I ran across a documentary about the children of celebrities while channel surfing one day. Sally Taylor, the daughter of James Taylor and Carly Simon was one of the children of celebrities interviewed. She said as an adult she deals with trust issues stemming from a childhood in which people were always befriending her just to get near her famous parents. She also mentioned the fear her parents endured over the possibility of their children being kidnapped or harmed because of their fame.
When I was creating Elle in Always Dreaming of You, I considered these situations and asked myself, “How does a celeb’s kid build a positive self-image in an environment that’s all about the celebrity?”
When my daughter was young and I’d take her on errands, everyone’s attention went to her. No matter how many times my shy three year old ignored the lady who ran the dry cleaners, she always scrambled around for candy when we walked in, desperate to interact with my cute little girl. It’s typical in our society for people to notice and dote on children.

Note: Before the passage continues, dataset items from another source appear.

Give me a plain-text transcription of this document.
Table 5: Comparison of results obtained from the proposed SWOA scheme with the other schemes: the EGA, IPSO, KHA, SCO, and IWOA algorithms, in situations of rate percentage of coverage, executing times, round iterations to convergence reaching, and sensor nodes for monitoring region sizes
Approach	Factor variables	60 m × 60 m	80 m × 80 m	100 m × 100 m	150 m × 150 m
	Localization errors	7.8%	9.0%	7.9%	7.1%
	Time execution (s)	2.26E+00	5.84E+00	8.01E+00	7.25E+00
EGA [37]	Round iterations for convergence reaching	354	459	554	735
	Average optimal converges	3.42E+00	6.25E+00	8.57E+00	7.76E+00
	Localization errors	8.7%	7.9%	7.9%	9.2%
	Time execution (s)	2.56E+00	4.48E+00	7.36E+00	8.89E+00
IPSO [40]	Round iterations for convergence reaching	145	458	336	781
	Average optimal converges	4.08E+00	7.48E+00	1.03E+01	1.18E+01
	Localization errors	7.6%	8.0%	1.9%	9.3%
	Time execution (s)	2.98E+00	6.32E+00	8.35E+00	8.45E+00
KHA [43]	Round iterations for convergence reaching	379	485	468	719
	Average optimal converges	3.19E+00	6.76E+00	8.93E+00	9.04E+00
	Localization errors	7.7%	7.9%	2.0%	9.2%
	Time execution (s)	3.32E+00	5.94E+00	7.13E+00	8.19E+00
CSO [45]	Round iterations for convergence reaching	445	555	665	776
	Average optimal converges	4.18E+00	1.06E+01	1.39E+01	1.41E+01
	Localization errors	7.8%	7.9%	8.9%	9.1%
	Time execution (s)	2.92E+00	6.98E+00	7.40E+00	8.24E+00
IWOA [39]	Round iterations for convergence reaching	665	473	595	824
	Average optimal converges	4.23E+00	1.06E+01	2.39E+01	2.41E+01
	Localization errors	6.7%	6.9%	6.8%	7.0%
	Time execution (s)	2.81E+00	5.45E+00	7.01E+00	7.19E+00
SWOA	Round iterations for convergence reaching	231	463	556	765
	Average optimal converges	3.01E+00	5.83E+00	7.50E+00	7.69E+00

They’re cute, especially when they’re someone else’s.
But in writing the character of Elle Lorrence, I asked myself what I would feel as a child if, wherever I went with my mother, people tried to knock me out of the way or trample me to get to her. Would I feel invisible?
This is why Elle tried to ditch the beautiful name she was born with—Liliana Brigitte Lorrence—and replace it with only the letter “L,” which her mother insisted on spelling “Elle.” She doesn’t see how she could possibly be qualified for a 3-syllable name. Her mother is all that has mattered in her world for as long as she can remember.
And what would one of these star’s kids have to achieve in order to feel like they counted in some way? When your mom or dad (or both) are worshipped by people all over the world, will you ever feel like you’ve done enough?
Some celebrity’s kids handle this by seeking the same type of fame the parent had, but most fall short. Some manage to achieve equal or greater stardom, like Michael Douglas or Kate Hudson.What about the others? How strange is real life when you’ve grown up in a world with a completely different set of rules, standards, and priorities? What would you need to learn if kept sequestered behind iron gates for all of your young life?
And how difficult would it be to make others understand you have your own issues when most people would assume you have a dream life?
My final question was actually the hardest to grapple with as an author. A main character needs to be relatable or sympathetic in some way. Many people believe money will solve all their problems, so I was afraid making Elle Lorrence relatable might be too much of a challenge.However, as women, many of us have struggled with mother relationships. Or have yearned for a life we weren’t sure we could create. Or have fallen in love with someone we thought we could never have.
In the end, I think it was Elle’s journal entries that convinced me she could pull off being the heroine of this book. Even though I know, on some level, that I wrote them, when I read them, I still feel like I was channeling her. It was one of those times as an author when I asked myself if I created the characters or if they created themselves.